Temenos has a strong case to make on all these points. For starters, we have already enabled a major US bank to use the FedNow service, and are currently talking with many more to do the same. So we know what’s involved. Though we are very experienced, with over 50 sites around the world licensed for instant payments supporting 14 different schemes in 25 countries, every new method has nuances that need to be navigated. Having incorporated FedNow into our Temenos Instant Payments framework solution, we have learned about its unique features and demands, such as its encryption protocols, message handling and requirements for a bank’s production readiness. That knowledge is ready to be applied to others, today. 

The flexibility of our payments solution is another reason why banks should look at Temenos to enable FedNow. With Temenos Payments Hub, banks can start with instant payments and then seamlessly expand to support multiple different payment schemes such as Fedwire, ACH, RTP, X- Border, on one single platform thus maximizing cost efficiencies.

Temenos Payments Hub is licensed by hundreds of banks and financial institutions for multi-jurisdictional, multi-entity, multi-currency, high and low value payment types and payment clearing rails.  It can be deployed on any cloud for banks to run themselves or as SaaS on the Temenos Banking Cloud, delivering continuous updates, ensuring ongoing technical and regulatory compliance support.
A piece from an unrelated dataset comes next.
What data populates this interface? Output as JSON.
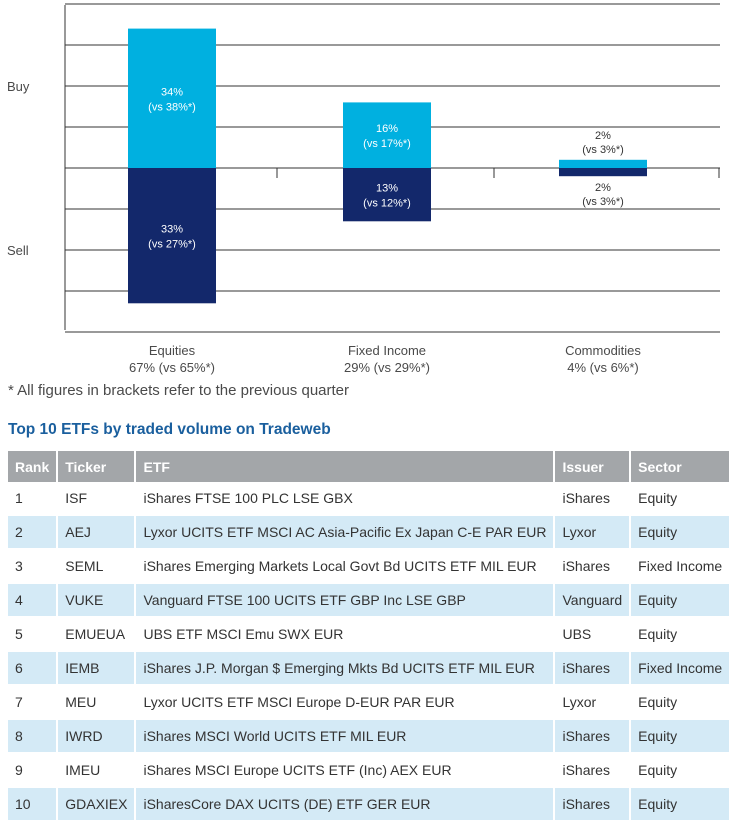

The breadth and depth of services available on Temenos Banking Cloud enables banks to be more agile to market changes, accelerate time-to-market for new products, automate processes, and ultimately maximize ROI. 

This is early days for FedNow, and the prudent approach may be caution. After all, there is a sense that we have been here before; RTP (Real-Time Payments) has been available in the US since 2017. The big difference this time is that FedNow is a government initiative, primarily designed to bring competition to the banking sector by democratizing payments. That will have the double effect of wider adoption by mid-size and small banks, and by big banks defending their position. The support of the US Treasury also adds more potential use-cases for FedNow, such as making and receiving tax payments and refunds directly from your bank account. 

And then there’s the network effect to also consider. FedNow requires both the sender and receiver to have accounts at banks that are part of the network. One way to achieve that is for both parties to bank with the same provider. The first banks to offer FedNow can position it as a quasi-closed loop, and attract new clients whose primary motivation is to benefit from accessing instant payments. (This is how PayPal, bitcoin, and credit cards before that, became dominant.) The longer a bank waits, the more banks will adopt FedNow, and the weaker this unique selling point becomes. Those banks that do move first in adopting FedNow will be better placed to explore its full potential. While there are some obvious use-cases for FedNow, such as account-to-account transfers, recurring bill payments and insurance, benefits and payroll disbursements, others will be created by banks armed with familiarity with the new system. Microloans, instant POS payments, and even integration with Swift or cryptocurrencies to enable cross-border transactions could be interesting (and profitable) avenues to explore. 

For the banks that enable FedNow with Temenos, this exploration is part of the package. Our leadership status in banking technology has been built on always looking to the next opportunity; always innovating. FedNow is ‘just’ launching, but our involvement began in August 2019, as soon as The Federal Reserve announced it for the first time. And our involvement with instant payments began almost over a decade before that. This experience is why Temenos is ready to help banks enable FedNow now; and why we will be ready to help banks innovate with FedNow into the future.